Un’anatra zoppa alla guida della tv pubblica
“Credo che la politica debba fare un passo indietro rispetto a quella che è stata definita l’occupazione della Rai”.
(da un intervento di Sergio Zavoli ai Seminari della Commissione parlamentare di Vigilanza – Atti del Senato, 2010 – pag. 66)
Neppure ai tempi del regime televisivo berlusconiano avevamo assistito a una tale occupazione “manu militari” della Rai, come quella che sta mettendo in atto ora la maggioranza giallo- verde. Il servizio pubblico radiotelevisivo rischia di diventare così un feudo del governo e in particolare della Lega, un partito che alle ultime elezioni s’è presentato insieme a Forza Italia e ha raccolto da solo il 17,3%. Per quanto i sondaggi gli attribuiscano oggi una quota intorno al 30%, si tratta pur sempre di un consenso virtuale che dovrà essere verificato alle prossime politiche. E in ogni caso, la rottura della coalizione depotenzia e delegittima il risultato ottenuto dal Carroccio il 4 marzo scorso anche in forza di quella alleanza, ridimensionando il potere contrattuale di Matteo Salvini rispetto ai nuovi partner del Movimento 5 Stelle.
È un colpo di mano, un atto di arroganza politica e istituzionale, quello con cui lo schieramento giallo-verde pretende adesso di mantenere alla guida della Rai il candidato leghista, Marcello Foa, bocciato dalla Commissione parlamentare di Vigilanza a cui spetta per legge la nomina con la maggioranza qualificata dei due terzi.
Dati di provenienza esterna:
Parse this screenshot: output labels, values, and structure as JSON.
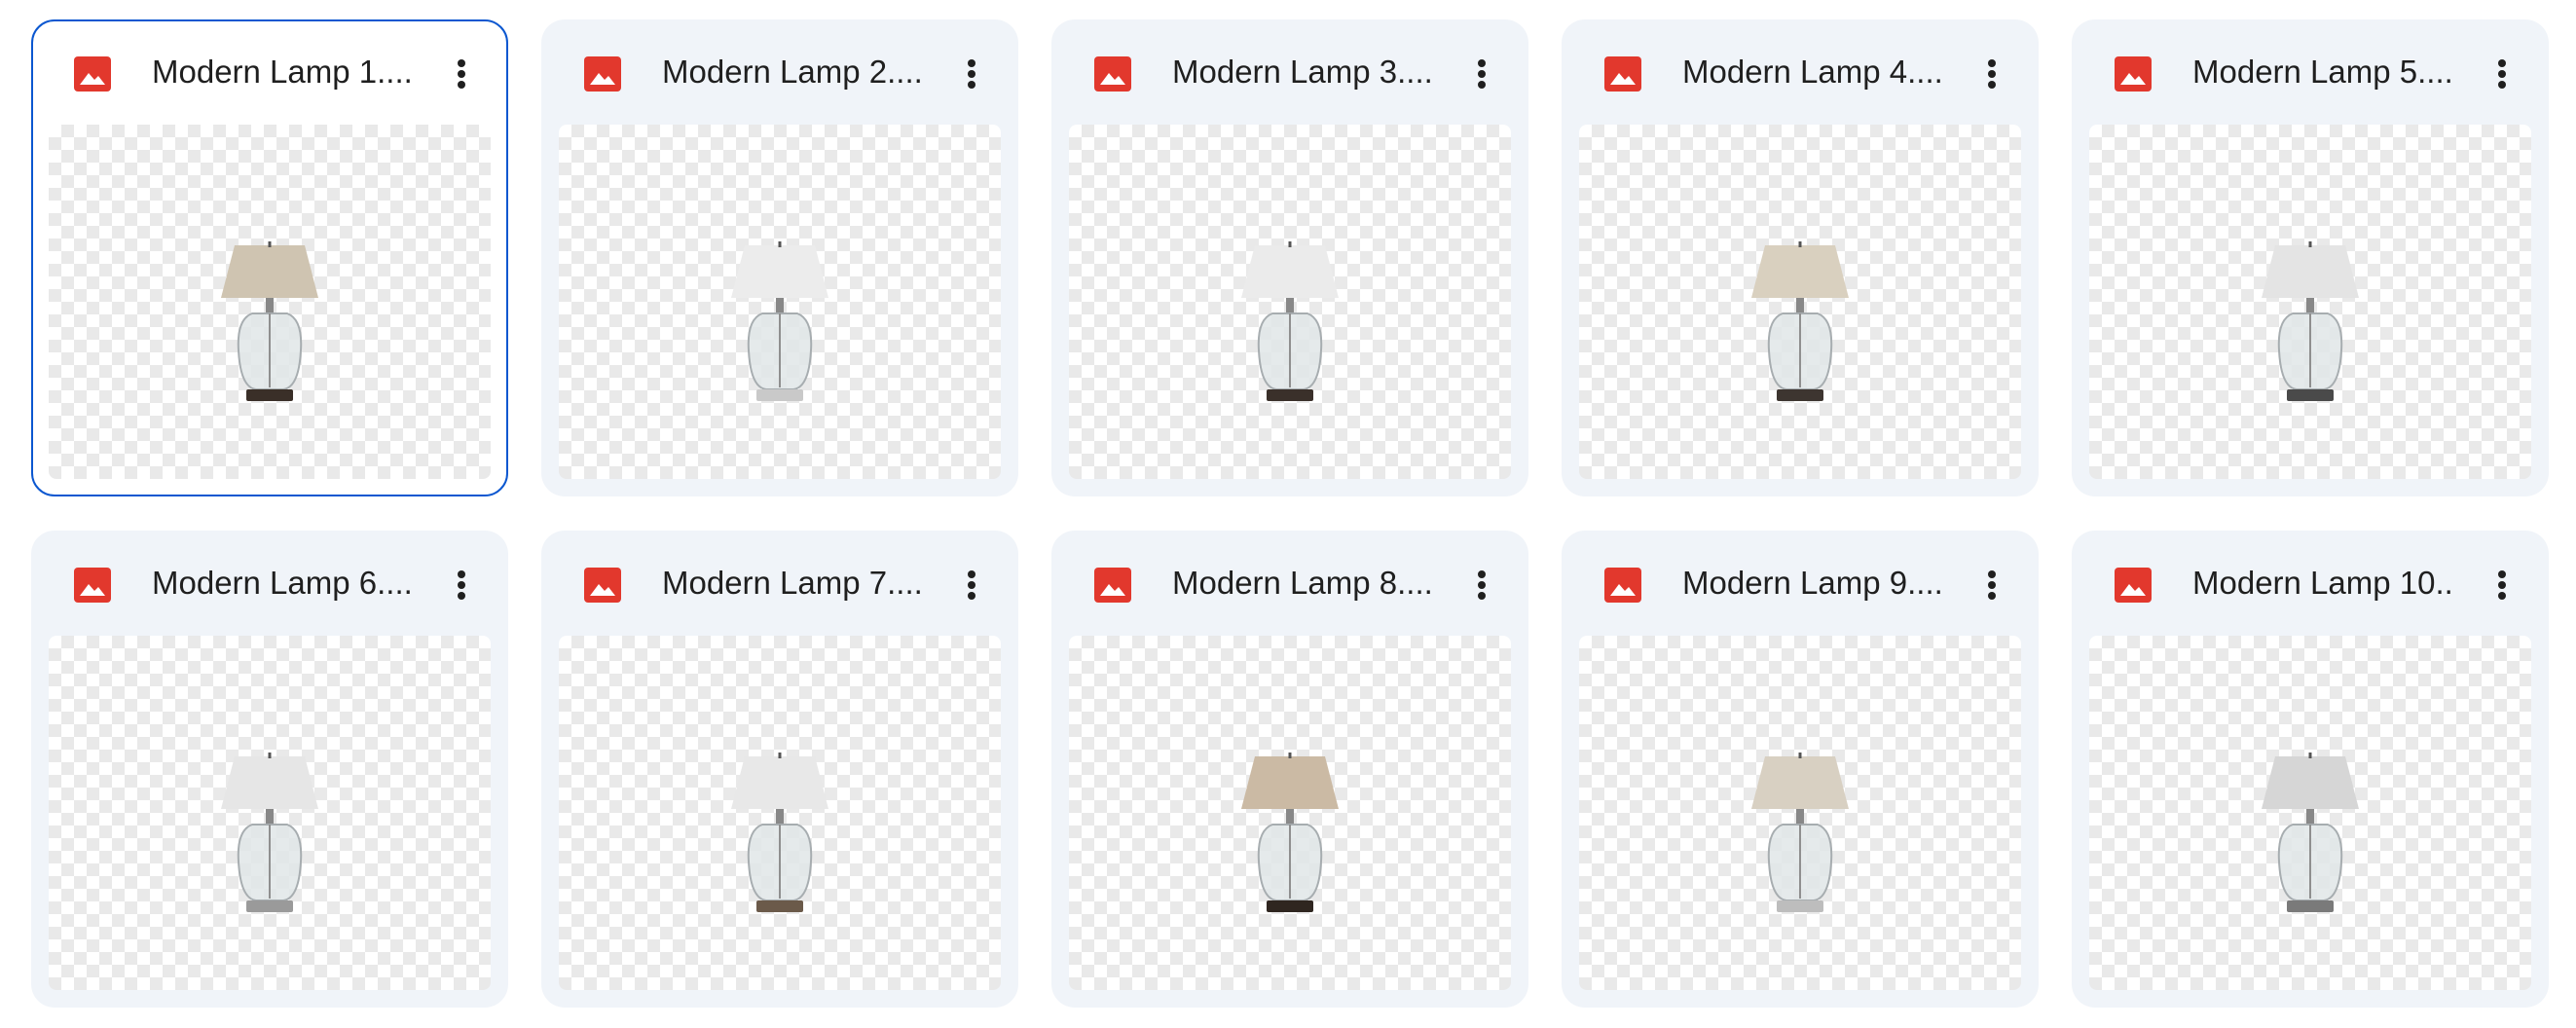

In primo luogo, perché quello è –per definizione – un ruolo di garanzia e come tale appunto dovrebbe essere attribuito all’opposizione: così fu, infatti, quando venne assegnato a Lucia Annunziata, Claudio Petruccioli o a Paolo Garimberti, durante il ventennio di Sua Emittenza. Se la legge consente a Foa di esercitare provvisoriamente questa funzione, in quanto consigliere d’amministrazione anziano, la dignità e la decenza dovrebbero impedirglielo: tanto più che lui è uno dei due membri indicati dal governo, mentre la presidenza è invece di nomina parlamentare.
IN SECONDO LUOGO, la figura professionale di Foa non corrisponde a quelle caratteristiche di imparzialità che sono richieste per garantire “super partes” il pluralismo dell’informazione e quello culturale del servizio pubblico, finanziato da tutti i cittadini attraverso il canone d’abbonamento. Si può dire, anzi, che il paladino leghista è legittimamente un uomo di parte, schierato apertamente sulle posizioni più oltranziste del Carroccio: no vax, no euro e ultrà di Putin. Né risulta che la sua candidatura sia stata preventivamente sottoposta al vaglio delle opposizioni o che queste siano state consultate per cercare un’intesa: non a caso al momento del voto sono uscite dall’aula della Vigilanza per evitare sorprese nello scrutinio segreto.
Non sappiamo ora se Silvio Berlusconi manterrà fino in fondo il suo dissenso. Il leader del partito-azienda è innanzitutto un uomo d’affari e potrebbe anche aprire una trattativa sulle direzioni delle reti e dei tg della Rai, per ottenere qualche poltrona o poltroncina e mantenere i suoi uomini all’interno del suo principale concorrente.
Quale che sia l’epilogo di questa vicenda, è chiaro comunque che Foa – ove mai restasse alla guida della Rai – sarebbe, come si suol dire, un’anatra zoppa. Un presidente dimezzato, privo di un riconoscimento e di un’investitura parlamentare. Il rappresentante di una tv nazional-populista; l’emblema di un servizio pubblico ridotto al rango di un’emittente “sovranista”; il testimonial di un autoritarismo di governo che rischia di compromettere definitivamente l’identità e l’immagine della più grande azienda culturale del Paese.